The Russians were trying to blockade the city from the south, ‘destroying everything that their artillery and multiple rocket launchers can reach,’ Haidai said. 

In recent weeks, Russian troops have captured several villages and towns southeast of Lysychansk, and were trying to halt access to the city from the south.

Meanwhile to the west, the mayor of the city of Sloviansk – potentially the next major battleground – said Russian forces fired cluster munitions on the city after dawn, including one that hit a residential neighbourhood.

Authorities say the number of dead and injured are still to be confirmed. The AP saw one fatality: A man’s body lay hunched over a car door frame, his blood pooling onto the ground from scattered chest and head wounds.

Ukraine forces have spent weeks consolidating their defences around Sloviansk out of concern that it could be the next big Russian target if Lysychansk falls.

Last week, Zelensky said Russia wanted to ‘capture and completely destroy’ Sloviansk.

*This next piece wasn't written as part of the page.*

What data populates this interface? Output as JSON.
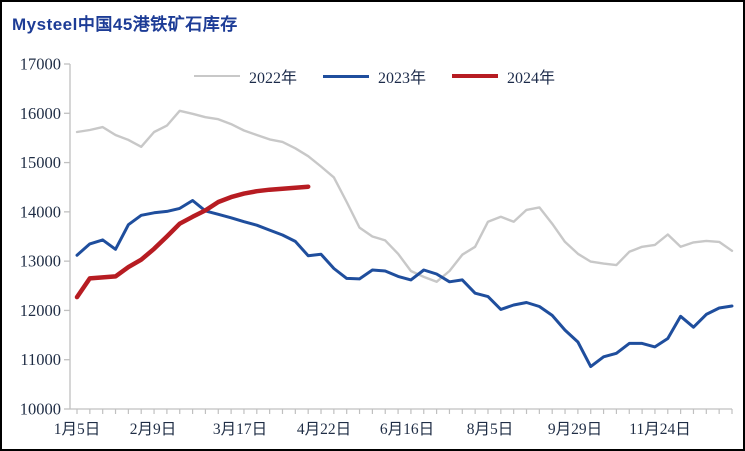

The shockwave from Monday’s blast blew out most windows in the surrounding apartment blocks and the cars parked below, littering the ground with broken glass.

‘Everything is now destroyed. We are the only people left living in this part of the building. There is no power,’ said local resident Valentina Vitkovska, in tears as she spoke about the blast. ‘I can’t even call to tell others what had happened to us.’

Overall, Zelenskyy office said at least six civilians were killed and 31 others injured as part of intense Russian shelling against various Ukrainian cities over the past 24 hours – including Kyiv and major cities in the country’s south and east.

It said Russian forces fired rockets that killed two people and injured five overnight in and near Kharkiv, Ukraine’s second-largest city, and continued to target the key southern port of Odesa. 

A missile attack destroyed residential buildings and injured six people, including a child, it said.

In Lysychansk, at least five high-rise buildings in the city and the last road bridge were damaged over the past day, Haidai, the governor, said. 

A crucial highway linking the city to government-held territory further south was rendered impassable because of shelling.

Such shelling is also making the evacuation of civilians increasingly difficult, Haidai said. The city had a pre-war population of around 100,000, approximately one-tenth of whom remain.